If you’re a teacher in the United States public school system this may resonate with you. How many times have you taught a lesson and at the end of it you felt that your kids didn’t appreciate or listen to a damn thing you did or said? I used to happen to me more than I’d care to mention. There’s nothing like feeling overworked and under-appreciated. It’s a part of the reason why I burned out so quickly in the United States (in public school; I didn’t burn out while teaching karate). Two things happened today that I thought were really cool.

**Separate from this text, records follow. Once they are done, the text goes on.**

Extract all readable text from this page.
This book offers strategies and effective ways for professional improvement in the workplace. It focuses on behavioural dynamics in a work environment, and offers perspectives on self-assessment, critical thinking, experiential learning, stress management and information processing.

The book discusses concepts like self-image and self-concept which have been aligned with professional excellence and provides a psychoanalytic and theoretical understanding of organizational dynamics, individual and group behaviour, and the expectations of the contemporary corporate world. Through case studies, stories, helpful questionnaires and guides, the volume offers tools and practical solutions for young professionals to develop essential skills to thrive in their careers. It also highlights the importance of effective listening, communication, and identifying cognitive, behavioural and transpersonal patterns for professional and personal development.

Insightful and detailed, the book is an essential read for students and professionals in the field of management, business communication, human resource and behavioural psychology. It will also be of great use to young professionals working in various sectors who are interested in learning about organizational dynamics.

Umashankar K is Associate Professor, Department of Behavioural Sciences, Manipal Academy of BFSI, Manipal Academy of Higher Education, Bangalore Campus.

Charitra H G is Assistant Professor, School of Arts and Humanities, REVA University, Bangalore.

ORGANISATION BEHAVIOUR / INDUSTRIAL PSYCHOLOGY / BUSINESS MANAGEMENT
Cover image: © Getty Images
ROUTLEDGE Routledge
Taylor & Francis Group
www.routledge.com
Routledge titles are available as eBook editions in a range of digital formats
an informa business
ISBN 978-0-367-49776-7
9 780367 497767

I had to teach a group of second graders immediately after lunch and from my teaching experience, I know kids have a tendency to flip out after lunch time. I was kind of curious to see what my first, post-lunch lesson with Japanese students would be like. True to form this has been my rowdiest group so far. But there is a big difference in being rowdy because you’re misbehaving and being rowdy because you’re excited about class. That’s what this was. This kids were bouncing off the walls to answer questions and get involved. I had a harder time getting this group to settle, but understandably so. But class was great. After I finished teaching and said goodbye for the day. As I was gathering my stuff, a slew of kids came up to shake my hand. One of them said to me arigatou gozaimashita…tanoshikatta (ありがとうございました。。。たのしかった/thank you…class was fun). After class, while I was preparing for my next class, I could hear students outside doing one of the clapping games I taught them that day, and when they would see me in the halls
When was the last time one of public school students came up to you and thanked you for teaching them? With all due respect, I felt many of the karate students I taught in the U.S. were very similar, but public school this was a rare occurrence.